In July 2024, the minority shareholders of Sapura Resources lambasted the management at an annual general meeting (AGM), alleging that Shahriman, who was then the managing director, had acted in a manner conflicting with the best interests of the company and other shareholders.
Sapura Resources, other than its core property business, also has an aviation business, which involves private aviation services, including aircraft handling and management services out of Subang Airport.
Back in July 2023, Sapura Resources, after the adverse effects of the Covid-19 pandemic, had sought to exit the aircraft maintenance, repair and overhaul business and had gone as far as signing a non-binding conditional heads of agreement with RoyalJet LLC for the proposed disposal of its entire aviation business.
However, prior to the sale, Explorer Group Sdn Bhd — a company in which Shahriman is a shareholder and executive director — signed a memorandum of understanding with RoyalJet to collaborate on private flight operations out of Subang Airport.
Sapura Resources’ minority shareholders were vexed, to say the least, and showed their displeasure at the AGM.
On Sept 11, 2024, Shahriman was placed on leave of absence as an investigation into him commenced, on a potential conflict of interest. On Oct 10, Sapura Resources issued show cause letters to Shahriman and re-designated Reza Abdul Rahim — formerly a chief financial officer (CFO) of Sapura Energy — as executive director and acting managing director.
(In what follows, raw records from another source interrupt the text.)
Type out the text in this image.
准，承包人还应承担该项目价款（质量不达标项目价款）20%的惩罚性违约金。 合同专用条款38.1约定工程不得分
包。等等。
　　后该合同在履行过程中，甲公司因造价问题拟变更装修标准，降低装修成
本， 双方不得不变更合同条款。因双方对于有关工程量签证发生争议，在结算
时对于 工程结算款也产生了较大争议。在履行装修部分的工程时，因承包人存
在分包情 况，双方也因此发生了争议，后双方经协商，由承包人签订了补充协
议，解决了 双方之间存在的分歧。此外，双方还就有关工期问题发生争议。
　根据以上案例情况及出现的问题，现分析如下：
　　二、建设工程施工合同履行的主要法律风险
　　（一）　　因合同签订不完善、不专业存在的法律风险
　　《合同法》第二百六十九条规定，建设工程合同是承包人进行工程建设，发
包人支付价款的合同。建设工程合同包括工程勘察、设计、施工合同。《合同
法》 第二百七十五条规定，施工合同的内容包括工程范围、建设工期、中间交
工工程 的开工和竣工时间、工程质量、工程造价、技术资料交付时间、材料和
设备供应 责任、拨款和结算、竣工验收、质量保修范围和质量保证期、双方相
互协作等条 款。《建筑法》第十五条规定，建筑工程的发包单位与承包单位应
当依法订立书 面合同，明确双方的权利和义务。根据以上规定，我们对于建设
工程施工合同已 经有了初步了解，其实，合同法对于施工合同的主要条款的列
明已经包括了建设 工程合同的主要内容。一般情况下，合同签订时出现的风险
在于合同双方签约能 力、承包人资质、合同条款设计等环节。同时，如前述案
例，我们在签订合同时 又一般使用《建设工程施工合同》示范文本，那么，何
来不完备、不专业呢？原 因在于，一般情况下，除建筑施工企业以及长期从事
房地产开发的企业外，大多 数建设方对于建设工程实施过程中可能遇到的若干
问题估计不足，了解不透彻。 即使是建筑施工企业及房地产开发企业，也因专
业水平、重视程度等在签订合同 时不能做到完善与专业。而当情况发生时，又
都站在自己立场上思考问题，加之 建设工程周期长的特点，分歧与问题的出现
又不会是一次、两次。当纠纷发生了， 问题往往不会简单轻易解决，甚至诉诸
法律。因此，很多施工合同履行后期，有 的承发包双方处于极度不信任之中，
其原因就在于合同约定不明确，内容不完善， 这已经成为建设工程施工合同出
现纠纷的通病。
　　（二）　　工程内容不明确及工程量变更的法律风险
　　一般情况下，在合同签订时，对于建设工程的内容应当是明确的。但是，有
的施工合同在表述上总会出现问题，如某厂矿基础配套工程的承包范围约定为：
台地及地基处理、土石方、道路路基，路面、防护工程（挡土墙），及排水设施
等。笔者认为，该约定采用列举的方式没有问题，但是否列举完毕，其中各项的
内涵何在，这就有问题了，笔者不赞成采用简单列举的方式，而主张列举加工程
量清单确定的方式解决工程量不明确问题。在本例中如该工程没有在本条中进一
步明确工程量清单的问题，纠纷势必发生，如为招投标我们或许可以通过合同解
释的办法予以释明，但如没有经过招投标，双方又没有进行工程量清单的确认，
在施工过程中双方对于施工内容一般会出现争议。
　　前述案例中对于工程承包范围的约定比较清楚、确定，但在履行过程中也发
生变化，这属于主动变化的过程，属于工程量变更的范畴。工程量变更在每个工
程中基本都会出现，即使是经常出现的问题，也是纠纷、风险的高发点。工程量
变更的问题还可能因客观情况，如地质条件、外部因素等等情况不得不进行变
Just over a month later on Oct 29, Shahriman resigned. In the Bursa Malaysia filing in which Sapura Resources announced the resignation, Shahriman stated: “I have resigned due to disagreements with the board of directors of Sapura Resources and with my co-shareholders, particularly on the allegations against me that I have acted in conflict of interest with my duties as a director. To reiterate, I deny all allegations made and expressly reserve my rights.”
Shamsuddin’s affidavit seems to favour Shahriman’s take that Sapura Holdings be wound up.
However, as stated by Shahril in past conversations with The Edge, and by Sapura Holdings’ chief financial officer Abbas Ariff in Sapura Holdings’ affidavit, the company employs close to 1,000 employees and had, as at the end of January 2024, a net value of RM832 million. Winding up the company, which undertakes contracts involving cybersecurity, national defence and other security-related projects for the Malaysian government could complicate matters.